If you look at AC wiring systems, there are three wires - hot, nuetral and earth ground. The hot and nuetral carry all the current and if you somehow short the hot and nuetral, it should trip a breaker somewhere. In my case, the breaker is either in the marina or in my house. So too large of a load or somehow shorting the hot and nuetral together will blow the breaker - but its takes a big current load - like 15 amps (or whatever the breaker is).
Normally, all the current is on the hot and nuetral lines and there should be no current on the earth ground. The GFI simply makes sure that all the current flowing on the hot returns on the nuetral. If there is a small mismatch (and it really is small - like 25 ma), the GFI trips. Ie, if some small portion of the hot current somehow gets on the earth nuetral, the GFI will trip.

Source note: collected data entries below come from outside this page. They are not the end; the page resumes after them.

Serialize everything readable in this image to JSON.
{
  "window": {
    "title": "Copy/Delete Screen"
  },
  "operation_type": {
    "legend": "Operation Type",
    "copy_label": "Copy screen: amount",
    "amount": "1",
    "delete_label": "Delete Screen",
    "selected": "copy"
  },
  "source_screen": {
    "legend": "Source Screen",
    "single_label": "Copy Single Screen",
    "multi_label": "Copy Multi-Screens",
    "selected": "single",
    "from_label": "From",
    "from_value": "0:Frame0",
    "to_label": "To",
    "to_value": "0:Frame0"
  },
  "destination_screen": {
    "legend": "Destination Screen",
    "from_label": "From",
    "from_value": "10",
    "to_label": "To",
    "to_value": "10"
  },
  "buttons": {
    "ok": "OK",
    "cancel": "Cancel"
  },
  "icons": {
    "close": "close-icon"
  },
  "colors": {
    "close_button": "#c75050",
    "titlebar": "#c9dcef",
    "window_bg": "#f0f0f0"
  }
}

So what condition does the GFI protect for? The one important case I can think of is the hair dryer falling into the bath tub. In this case, the water would conduct sufficent current between the hot and the earth ground to trip the GFI breaker. Likely over time, the GFI has saved some lives for this type of accident. I dont think anyone has done a mod to add a hot tub to the inside of one of these trailerable boats (yet

) but there could be some risk of a power cord falling over the side of the boat and posing some risk to someone in the water??? GFI would also trip if there was a short between the hot and the earth ground but in general, so would the main breaker fuse.
If I had some liability for an instal however, I would dang sure put all the safety stuff in. Heck.. I lived in a house which had no earth ground wiring at all (built in the 60's) and somehow survived. Just dont leave the hair dryer near the bathtub.